6. Sri Lanka. Sri Lanka is located at a very strategic location in the Indian Ocean, where SLOC passes just miles away from its southernmost tip. Due to its strategic location, its ports can be easily used to control the Indian Ocean. Around 36000 ships including 4500 tankers pass through the sea lane south of Hambantota in Sri Lanka annually.  Sri Lanka’s prime location in prime maritime real estate has made it a prominent player in the Indian Ocean. Trincomalee, located in eastern part of Sri Lanka, is considered as the best natural harbour in Asia. For extra regional players, Trincomalee has always been a very attractive location to base their naval assets and there have been reports in the past and present that USA desire to base its naval assets there. Due to its strategic location, Sri Lanka may be described as a natural land based aircraft carrier.
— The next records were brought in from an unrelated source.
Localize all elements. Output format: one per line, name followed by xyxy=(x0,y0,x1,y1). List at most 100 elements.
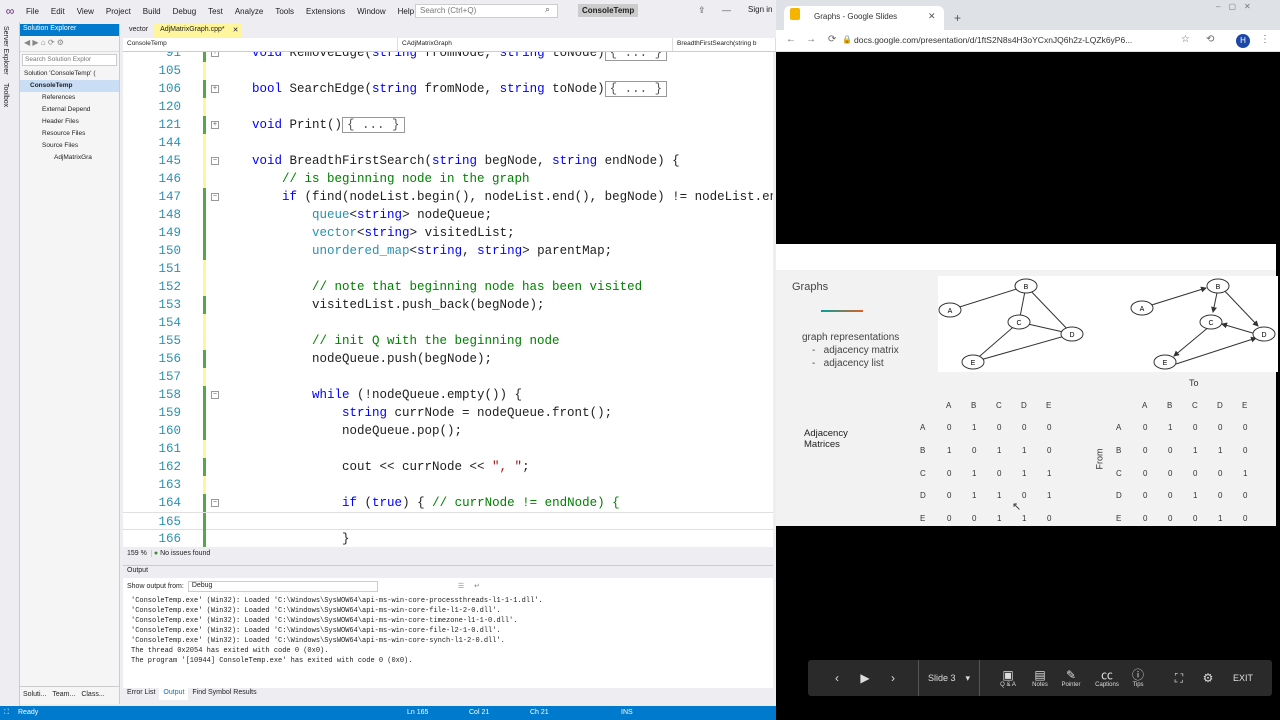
code-line[interactable]: 155 // init Q with the beginning node xyxy=(123,332,773,350)
forward-arrow-icon[interactable]: → xyxy=(806,34,816,45)
collapse-icon[interactable]: − xyxy=(211,391,219,399)
reload-icon[interactable]: ⟳ xyxy=(828,34,836,45)
code-line[interactable]: 163 xyxy=(123,476,773,494)
code-line[interactable]: 161 xyxy=(123,440,773,458)
chrome-menu-icon[interactable]: ⋮ xyxy=(1260,34,1270,45)
tree-header-files[interactable]: Header Files xyxy=(20,116,119,128)
notes-button[interactable]: ▤ Notes xyxy=(1028,660,1052,696)
solution-search-input[interactable]: Search Solution Explor xyxy=(22,54,117,66)
tree-references[interactable]: References xyxy=(20,92,119,104)
close-tab-icon[interactable]: ✕ xyxy=(230,24,241,38)
toolbox-tab[interactable]: Toolbox xyxy=(0,79,11,111)
collapse-icon[interactable]: − xyxy=(211,157,219,165)
slide-selector[interactable]: Slide 3 ▾ xyxy=(918,660,980,696)
qa-button[interactable]: ▣ Q & A xyxy=(996,660,1020,696)
fullscreen-button[interactable]: ⛶ xyxy=(1172,660,1186,696)
code-line[interactable]: 166 } xyxy=(123,530,773,547)
menu-test[interactable]: Test xyxy=(202,7,229,16)
tree-source-files[interactable]: Source Files xyxy=(20,140,119,152)
clear-all-icon[interactable]: ☰ xyxy=(458,582,464,590)
code-line[interactable]: 146 // is beginning node in the graph xyxy=(123,170,773,188)
collapse-icon[interactable]: − xyxy=(211,193,219,201)
collapse-icon[interactable]: − xyxy=(211,499,219,507)
code-line[interactable]: 150 unordered_map<string, string> parent… xyxy=(123,242,773,260)
code-line[interactable]: 157 xyxy=(123,368,773,386)
code-line[interactable]: 105 xyxy=(123,62,773,80)
tree-solution[interactable]: Solution 'ConsoleTemp' ( xyxy=(20,68,119,80)
menu-extensions[interactable]: Extensions xyxy=(300,7,351,16)
menu-tools[interactable]: Tools xyxy=(269,7,300,16)
tree-external-dependencies[interactable]: External Depend xyxy=(20,104,119,116)
vs-search-input[interactable]: Search (Ctrl+Q) xyxy=(415,4,558,18)
previous-slide-button[interactable]: ‹ xyxy=(830,660,844,696)
member-dropdown[interactable]: BreadthFirstSearch(string b xyxy=(673,38,776,51)
tab-adjmatrixgraph[interactable]: AdjMatrixGraph.cpp* xyxy=(154,24,231,38)
zoom-level[interactable]: 159 % xyxy=(123,549,152,557)
code-line[interactable]: 148 queue<string> nodeQueue; xyxy=(123,206,773,224)
settings-icon[interactable]: ⚙ xyxy=(57,38,64,47)
code-line[interactable]: 156 nodeQueue.push(begNode); xyxy=(123,350,773,368)
new-tab-icon[interactable]: + xyxy=(954,11,961,25)
output-source-select[interactable]: Debug xyxy=(187,580,378,592)
tab-error-list[interactable]: Error List xyxy=(123,688,159,700)
code-line[interactable]: 151 xyxy=(123,260,773,278)
code-line[interactable]: 159 string currNode = nodeQueue.front(); xyxy=(123,404,773,422)
server-explorer-tab[interactable]: Server Explorer xyxy=(0,22,11,79)
code-line[interactable]: 160 nodeQueue.pop(); xyxy=(123,422,773,440)
menu-window[interactable]: Window xyxy=(351,7,391,16)
tab-class-view[interactable]: Class... xyxy=(78,687,107,704)
word-wrap-icon[interactable]: ↵ xyxy=(474,582,480,590)
code-line[interactable]: 91 + void RemoveEdge(string fromNode, stri… xyxy=(123,52,773,62)
tab-team-explorer[interactable]: Team... xyxy=(49,687,78,704)
sign-in-link[interactable]: Sign in xyxy=(748,5,772,14)
menu-view[interactable]: View xyxy=(71,7,100,16)
window-controls[interactable]: –▢✕ xyxy=(1216,2,1259,11)
tree-adjmatrixgraph[interactable]: AdjMatrixGra xyxy=(20,152,119,164)
extension-icon[interactable]: ⟲ xyxy=(1206,34,1214,45)
issues-status[interactable]: No issues found xyxy=(160,550,210,557)
code-line[interactable]: 164 − if (true) { // currNode != endNode)… xyxy=(123,494,773,512)
minimize-icon[interactable]: — xyxy=(722,5,731,15)
tree-resource-files[interactable]: Resource Files xyxy=(20,128,119,140)
tree-project[interactable]: ConsoleTemp xyxy=(20,80,119,92)
home-icon[interactable]: ⌂ xyxy=(41,38,46,47)
code-line[interactable]: 120 xyxy=(123,98,773,116)
code-line[interactable]: 147 − if (find(nodeList.begin(), nodeList… xyxy=(123,188,773,206)
tips-button[interactable]: ⓘ Tips xyxy=(1128,660,1148,696)
code-line[interactable]: 106 + bool SearchEdge(string fromNode, str… xyxy=(123,80,773,98)
code-line[interactable]: 162 cout << currNode << ", "; xyxy=(123,458,773,476)
back-icon[interactable]: ◀ xyxy=(24,38,30,47)
code-line[interactable]: 158 − while (!nodeQueue.empty()) { xyxy=(123,386,773,404)
live-share-icon[interactable]: ⇪ xyxy=(698,5,706,16)
code-line[interactable]: 154 xyxy=(123,314,773,332)
menu-file[interactable]: File xyxy=(20,7,45,16)
menu-project[interactable]: Project xyxy=(100,7,137,16)
code-line[interactable]: 145 − void BreadthFirstSearch(string begNo… xyxy=(123,152,773,170)
bookmark-star-icon[interactable]: ☆ xyxy=(1181,34,1190,45)
code-line[interactable]: 121 + void Print(){ ... } xyxy=(123,116,773,134)
settings-button[interactable]: ⚙ xyxy=(1200,660,1216,696)
menu-edit[interactable]: Edit xyxy=(45,7,71,16)
play-button[interactable]: ▶ xyxy=(858,660,872,696)
code-line[interactable]: 144 xyxy=(123,134,773,152)
project-dropdown[interactable]: ConsoleTemp xyxy=(123,38,398,51)
forward-icon[interactable]: ▶ xyxy=(32,38,38,47)
sync-icon[interactable]: ⟳ xyxy=(48,38,55,47)
tab-vector[interactable]: vector xyxy=(123,24,154,38)
code-editor[interactable]: 91 + void RemoveEdge(string fromNode, stri… xyxy=(123,52,773,547)
menu-analyze[interactable]: Analyze xyxy=(229,7,269,16)
expand-icon[interactable]: + xyxy=(211,52,219,57)
back-arrow-icon[interactable]: ← xyxy=(786,34,796,45)
profile-avatar[interactable]: H xyxy=(1236,34,1250,48)
tab-find-symbol-results[interactable]: Find Symbol Results xyxy=(188,688,260,700)
menu-debug[interactable]: Debug xyxy=(167,7,203,16)
exit-button[interactable]: EXIT xyxy=(1228,660,1258,696)
pointer-button[interactable]: ✎ Pointer xyxy=(1058,660,1084,696)
next-slide-button[interactable]: › xyxy=(886,660,900,696)
expand-icon[interactable]: + xyxy=(211,121,219,129)
tab-solution-explorer[interactable]: Soluti... xyxy=(20,687,49,704)
code-line[interactable]: 149 vector<string> visitedList; xyxy=(123,224,773,242)
captions-button[interactable]: ㏄ Captions xyxy=(1092,660,1122,696)
expand-icon[interactable]: + xyxy=(211,85,219,93)
code-line[interactable]: 153 visitedList.push_back(begNode); xyxy=(123,296,773,314)
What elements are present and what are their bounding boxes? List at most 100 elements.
Britain used Trincomalee airbase and naval base extensively during World War II. It also gains its strategic location due to its close proximity to India and also due to the fact that its port, Colombo port, is a transit port for Cargo changeover or transition to India. Peaceful and friendly neighbourhood is always the desire of all the peaceful nations, and same is expected by India from Sri Lanka. India’s more than two third borders is surrounded by Sea and Sri Lanka is the only neighbour in that region, which makes it very important for India. From India’s point of interests, Indian Navy has to go around Sri Lanka, in case of requirement to change the naval forces from western theatre to eastern theatre and vice versa, and this contributes to importance of Sri Lanka for Indian security interests. Sri Lanka location between Gulf of Aden and Singapore makes it significant for Indian power projection in the region. It can be inferred that Sri Lanka matters to India as the Indian Ocean matters.